Acórdão nº 6812/20.1T8VNF.G1 de Tribunal da Relação de Guimarães, 31 de Março de 2022

Magistrado ResponsávelVERA SOTTOMAYOR
Data da Resolução31 de Março de 2022
EmissorTribunal da Relação de Guimarães

APELANTE: R. S.

APELADA: X – INDUSTRIA DE COMPONENTES PARA CALÇADO E TÊXTIL, LDA Tribunal da Comarca de Braga, Juízo do Trabalho de Vila Nova de Famalicão Acordam na Secção Social do Tribunal da Relação de Guimarães I – RELATÓRIO R. S. instaurou acção declarativa comum emergente de contrato individual de trabalho contra X – INDUSTRIA DE COMPONENTES PARA CALÇADO E TÊXTIL, LDA e pede que se considere lícita e fundamentada a resolução com invocação de justa causa do contrato de trabalho que mantinha com a Ré, por si operada em 23 de Setembro de 2020 e consequentemente se condene a Ré a pagar-lhe: - o valor de € 293,08 a título de formação profissional continua não prestada pela entidade patronal; - a quantia de €927,88, a título de proporcionais de férias e subsídio de férias referente ao trabalho prestado no ano da cessação; - a quantia de € 635,00 referente às férias vencidas a 1 de Janeiro de 2020, referente ao trabalho prestado no ano de 2019, e que ela Autora não gozou; - a quantia de € 317,88, referente ao subsídio de férias, vencido de igual modo a 1 de Janeiro de 2020; - a quantia de € 211,65 a título de subsídio de Natal não pago, referente ao ano de 2020; - a quantia de € 15.451,67 referente à compensação que alude o art.º 396º do Código do Trabalho; Realizada a audiência de partes e frustrada a tentativa de conciliação, a Ré veio contestar, concluindo pela total improcedência da acção e pela sua consequente absolvição.

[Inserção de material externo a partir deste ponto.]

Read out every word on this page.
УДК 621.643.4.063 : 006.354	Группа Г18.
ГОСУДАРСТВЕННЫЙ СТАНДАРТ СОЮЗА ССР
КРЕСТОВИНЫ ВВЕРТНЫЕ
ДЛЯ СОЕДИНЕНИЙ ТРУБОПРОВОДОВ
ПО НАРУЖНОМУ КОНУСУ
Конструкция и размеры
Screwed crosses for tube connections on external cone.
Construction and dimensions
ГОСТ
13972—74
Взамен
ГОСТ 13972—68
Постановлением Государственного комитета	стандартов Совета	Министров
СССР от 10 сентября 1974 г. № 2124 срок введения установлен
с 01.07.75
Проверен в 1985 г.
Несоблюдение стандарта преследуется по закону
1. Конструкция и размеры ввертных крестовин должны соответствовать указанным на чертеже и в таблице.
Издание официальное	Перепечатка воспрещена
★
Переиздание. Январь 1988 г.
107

Os autos prosseguiram a sua normal tramitação e por fim foi proferida sentença, que terminou com o seguinte dispositivo: “DECISÃO Face ao exposto: » julga-se a acção totalmente improcedente, e, em consequência, absolve-se a Ré do pedido; » julga-se a reconvenção parcialmente procedente, e, em consequência, condena-se a Autora/reconvinda R. S. a pagar à Ré/Reconvinte “X – INDÚSTRIA DE COMPONENTES PARA CALÇADO E TÊXTIL, LDA.” a quantia de € 1.270 (mil duzentos e setenta euros) a título de indemnização a que alude o artigo 399.º do Código do Trabalho, absolvendo-se do demais peticionado.

» Custas da acção a suportar pela Autor; custas da reconvenção a suportar pela Autora e Ré, na proporção do decaimento. (Cfr. Artigo 527.º, n.ºs 1 e 2 do Código de Processo Civil) » Valor da acção: já fixado em 30.04.2021 » Notifique.” Inconformada com o decidido a Autora R. S. interpôs recurso de apelação para este Tribunal da Relação de Guimarães, terminando a sua alegação com as seguintes conclusões: “- Enferma a Douta Sentença proferida em 1ª Instância de erro de julgamento, quer no que tange à decisão sobre a matéria de facto, quer no que concerne à aplicação do direito, incorrendo assim em violação dos preceitos legais aplicáveis.

- No que tange desde logo à matéria de facto, dir-se-á desde logo que o Tribunal recorrido fez errada aplicação das regras da repartição do ónus da prova, especialmente no que se refere aos direitos de crédito peticionados pela recorrente, reportados não só à vigência da relação laboral, como também à cessação da mesma.

- Concretamente, refere-se a recorrente aos créditos decorrentes da formação profissional não ministrada, como também às férias e subsídio de férias não pagos respeitantes ao trabalho prestado no ano anterior ao da cessação, bem como aos proporcionais de férias, subsídio de férias e subsídio de Natal proporcionais ao tempo de trabalho prestado no ano da cessação.

- A propósito de tais créditos, foi entendido, e mal, pelo Tribunal recorrido que a recorrente não logrou fazer prova dos mesmos, pelo quer se deu como não provada a factualidade respectiva, conforme se vislumbra pelo rol de factos não assentes descritos sobre os pontos 10, 11, 12 e 13.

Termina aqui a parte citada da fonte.